Many well-known car brands are missing at the IAA in Frankfurt. In order to do that you will learn new names in hall 8. Here Wey, Hongqi and Byton show their vehicles. All three automakers come from China. "While we have a lot of German DNA," says Byton CEO Daniel Kirchert in an interview. The design of the brand's first electric car was created in Munich. Many employees have previously worked for German manufacturers.
At the beginning, the startup founded in 2016 had a German leading duo. Meanwhile, Kirchert is the sole CEO. He grew up in Germany, but as a student he moved to China to get to know country, people and language, he says. After working for BMW Brilliance and Infiniti in China, the car manager landed as the founder and CEO of Byton. He is married to a Chinese and lives most of the time in Nanjing, 300 km west of Shanghai.
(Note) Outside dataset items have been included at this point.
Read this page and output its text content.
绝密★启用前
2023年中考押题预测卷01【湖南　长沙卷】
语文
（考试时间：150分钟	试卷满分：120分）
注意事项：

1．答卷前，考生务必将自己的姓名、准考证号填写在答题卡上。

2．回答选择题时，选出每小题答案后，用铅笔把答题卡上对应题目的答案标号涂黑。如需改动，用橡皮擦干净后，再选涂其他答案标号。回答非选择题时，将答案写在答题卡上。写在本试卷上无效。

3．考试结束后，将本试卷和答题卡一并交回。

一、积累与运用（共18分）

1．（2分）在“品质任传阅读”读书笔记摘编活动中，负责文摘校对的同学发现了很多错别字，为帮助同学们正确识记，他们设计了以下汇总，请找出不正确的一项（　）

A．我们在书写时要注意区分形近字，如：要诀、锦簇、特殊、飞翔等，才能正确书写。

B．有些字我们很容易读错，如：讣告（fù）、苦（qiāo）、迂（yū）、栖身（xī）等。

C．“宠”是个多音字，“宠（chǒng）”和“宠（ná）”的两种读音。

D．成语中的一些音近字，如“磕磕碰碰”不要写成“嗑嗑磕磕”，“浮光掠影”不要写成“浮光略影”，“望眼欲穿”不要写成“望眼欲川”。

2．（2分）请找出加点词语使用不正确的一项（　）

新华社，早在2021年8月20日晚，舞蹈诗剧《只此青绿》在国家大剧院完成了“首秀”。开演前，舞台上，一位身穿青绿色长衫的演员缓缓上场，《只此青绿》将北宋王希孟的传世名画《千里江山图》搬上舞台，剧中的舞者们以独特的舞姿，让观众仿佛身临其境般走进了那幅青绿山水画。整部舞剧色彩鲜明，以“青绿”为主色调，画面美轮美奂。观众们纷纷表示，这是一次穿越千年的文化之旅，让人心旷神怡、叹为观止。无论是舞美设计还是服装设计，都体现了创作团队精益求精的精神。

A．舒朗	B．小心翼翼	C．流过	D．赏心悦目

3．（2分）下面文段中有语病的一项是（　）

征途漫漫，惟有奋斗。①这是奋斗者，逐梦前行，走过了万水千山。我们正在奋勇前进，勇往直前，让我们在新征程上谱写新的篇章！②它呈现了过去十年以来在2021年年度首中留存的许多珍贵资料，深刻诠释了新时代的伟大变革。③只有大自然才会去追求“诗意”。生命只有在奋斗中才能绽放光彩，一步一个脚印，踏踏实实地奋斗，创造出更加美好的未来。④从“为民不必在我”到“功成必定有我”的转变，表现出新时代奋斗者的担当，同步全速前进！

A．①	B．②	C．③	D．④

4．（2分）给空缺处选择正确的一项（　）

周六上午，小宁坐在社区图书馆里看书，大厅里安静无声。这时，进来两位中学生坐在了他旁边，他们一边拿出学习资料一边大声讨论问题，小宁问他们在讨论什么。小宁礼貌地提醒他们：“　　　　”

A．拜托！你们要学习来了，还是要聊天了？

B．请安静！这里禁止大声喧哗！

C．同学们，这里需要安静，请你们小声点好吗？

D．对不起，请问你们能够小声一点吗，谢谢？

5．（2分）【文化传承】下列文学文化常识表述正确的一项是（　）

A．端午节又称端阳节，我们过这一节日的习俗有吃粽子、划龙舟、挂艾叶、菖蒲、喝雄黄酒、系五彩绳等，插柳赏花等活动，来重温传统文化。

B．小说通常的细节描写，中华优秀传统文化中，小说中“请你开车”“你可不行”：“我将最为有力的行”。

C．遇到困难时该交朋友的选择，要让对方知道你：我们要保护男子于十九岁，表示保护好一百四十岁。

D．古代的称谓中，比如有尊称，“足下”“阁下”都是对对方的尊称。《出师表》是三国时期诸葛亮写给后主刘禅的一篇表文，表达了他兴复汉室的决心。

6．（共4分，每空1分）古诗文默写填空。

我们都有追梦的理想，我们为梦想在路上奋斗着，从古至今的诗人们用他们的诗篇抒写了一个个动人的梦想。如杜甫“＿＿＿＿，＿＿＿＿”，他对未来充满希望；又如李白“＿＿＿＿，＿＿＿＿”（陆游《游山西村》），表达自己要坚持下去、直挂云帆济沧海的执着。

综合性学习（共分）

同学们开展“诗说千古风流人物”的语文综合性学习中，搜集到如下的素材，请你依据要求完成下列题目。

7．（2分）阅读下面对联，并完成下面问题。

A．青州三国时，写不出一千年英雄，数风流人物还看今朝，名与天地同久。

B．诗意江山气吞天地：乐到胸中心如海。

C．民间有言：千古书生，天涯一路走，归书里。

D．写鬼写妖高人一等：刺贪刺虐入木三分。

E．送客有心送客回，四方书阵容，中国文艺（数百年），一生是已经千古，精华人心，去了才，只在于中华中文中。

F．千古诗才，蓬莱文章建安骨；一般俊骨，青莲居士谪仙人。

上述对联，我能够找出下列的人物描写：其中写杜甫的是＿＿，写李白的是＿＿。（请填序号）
In the capital of Jiangsu Province is the Byton headquarters, here was also the work. The construction work in the halls is completed, and in October press, paint shop and the production line with 350 robots will start up. Initially only a test case, in the first half of 2020 production vehicles should roll off the line for customers in China.
Of the 50,000 reservations, almost 20,000 come from Europe. But here and in North America, the prospects must be patient until 2021. That's why the trade fair appearance in Frankfurt is so amazing. Byton could have come to the next IAA. "Frankfurt is important to us - we want to show that we can keep up with the German premium manufacturers in terms of safety and quality," says Kirchert, "and we even overtake the digital user interfaces."
Full screen screen
The international development team had a requirement: more digital strength than horsepower. The software for the car is programmed in Santa Clara, Silicon Valley. Each seat in the vehicle provides access to a monitor connected to the Internet via 5G. Driver and front passenger look at a 126 cm wide screen - never before in a car. Apart from the buttons for gear selection, there are only buttons on the steering wheel.
The steering wheel is dominated by a tablet. Here, the driver makes settings, because the large screen is not a touch screen. So that the co-driver can also select music or switch on the air conditioning, there is a second tablet in the center console. Alternatively, ask Alexa by voice command to change a setting. The third option is gestures. A camera in the roof recognizes given hand signals. "Louder", "Next title" or "Answer call" can be displayed in no time.
This vehicle is called M-byte. A name that rightly remembers storage volumes. Byton has been inspired by Apple rather than Audi - it's an iPhone on wheels, the rolling second living or working room.
The two front seats can be turned ten degrees inwards, so you can talk better with each other, as well as with the people in the back seat. On the big screen you have the choice between road maps, music, TV series, feature films or a chat history. Of course, the drive-in only works when the car is parked.